Il y a de vraies victimes et d’autres que l’on cache. C’est l’affaire des vivants que nous sommes d’en faire l’inventaire et le tri, leur offrant pour seule épitaphe leur souvenir dans nos mémoires. Dans cette tragédie, il faut alors ne pas oublier celles qui furent sans aucun doute les premières à être sacrifiées  juste après la prise de Phnom-Penh mais occultées du fait d’une certaine raison d’Etat.

Nous sommes en avril 1975 et la ville s’apprête à accueillir le bataillon khmer rouge qui l’assiège depuis plus d’un mois. La totalité des ambassades occidentales ont déjà fermé leurs portes, sauf celle de la France, avec la seul présence d’un vice-consul Jean Dyrac qui accueille les derniers étrangers encore présents et des cambodgiens ayant plus ou moins la double nationalité désirant quitter leur pays. C’est alors une véritable foire d’empoigne que décriront le livre et le film « La déchirure », mélange bigarré dans les jardins de l’ambassade, devant faire face à un véritable siège et attendant leur évacuation selon le bon vouloir du commandant khmer rouge nommé Nhem qui a fait encercler le bâtiment.

Le 17 avril, l’ancien président de l’assemblée na Ung Boun-Hor arrive à se faufiler afin de demander l’asile politique de la France pour aller retrouver sa jeune femme et ses enfants déjà réfugiés à Paris. D’autres responsables politiques républicains feront la même démarche.

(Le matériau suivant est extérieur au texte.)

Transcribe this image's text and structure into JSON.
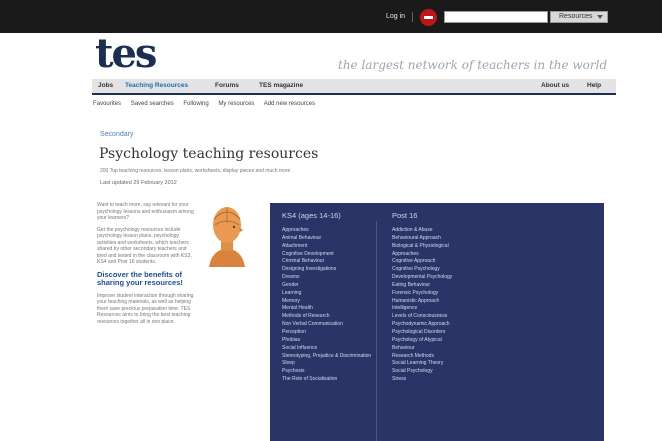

Dès son arrivée, le vice-consul l’installe et demande des consignes au Quai d’Orsay. La réponse tombe dans l’après-midi : ” Le fait que le droit d’asile ne soit pas reconnu en droit international et le caractère particulier de votre mission, ne nous permettent pas de donner satisfaction aux demandes du Prince Sirik Matak et de M. Um Bum Hor, ou de toute autre personne qui se présenterait à l’ambassade dans les mêmes conditions. Vous ferez savoir aux intéressés que nous ne sommes pas en mesure d’assurer la protection qu’ils attendent. “*

Le vice-consul insistera ainsi qu’en atteste son télégramme diplomatique n°595 envoyé le 18 avril 1975 à 15h18 :

” Objet : asile politique. Suite ultimatum de la délégation du comité de la ville, je me trouve dans l’obligation, afin d’assurer la sauvegarde de nos compatriotes, de faire figurer sur la liste des personnes présentes dans l’ambassade :

1-le Prince Sirik Matak et deux de ses officiers.
2-La princesse Mom Manivong (3e épouse du prince Sihanouk).
3-M. Ung Bun Hor, président de l’Assemblée nationale.
4- M. Loeung Nal, ministre de la Santé. Sauf ordre express et immédiat du département m’enjoignant d’accorder l’asile politique, je devrai dans un délai qui ne pourra excéder 24 heures livrer le nom de ces personnalités. Répondre par télégramme clair : -oui, si je dois les livrer.
-non, si je dois m’abstenir.”

Les gendarmes français les livreront manu militari aux officiers khmers rouges et ceux-ci seront sous toute vraisemblance exécuter dans les heures qui suivirent.

Si le gouvernement français de l’époque dirigé par Jacques Chirac avait décidé que l’on ne transige pas avec le droit d’asile, bien des moyens, diplomatiques et militaires étaient à sa disposition pour protéger leur vie et assurer leur sécurité mais il fallait donner encore des gages aux nouvelles autorités et à Norodom Sihanouk.

Aujourd’hui, sans le courage et la détermination de sa veuve, Mme Billon Ung Boun-Hor qui a déposé plainte devant le tribunal de Créteil, il y a huit ans, avec l’aide des avocats de la ligue des droits de l’homme,  procédure judiciaire semée d’embûches puisqu’elle met en cause les plus hautes autorités françaises de l’époque, ces cambodgiens doublement victimes de la raison d’Etat et de la haine des khmers rouges auraient laissé peu de trace dans cette tragédie, sauf peut-être pour ceux qui se partagèrent argent et bijoux, ainsi les 300.000 dollars que son mari détenait lorsqu’il demanda la protection de la France.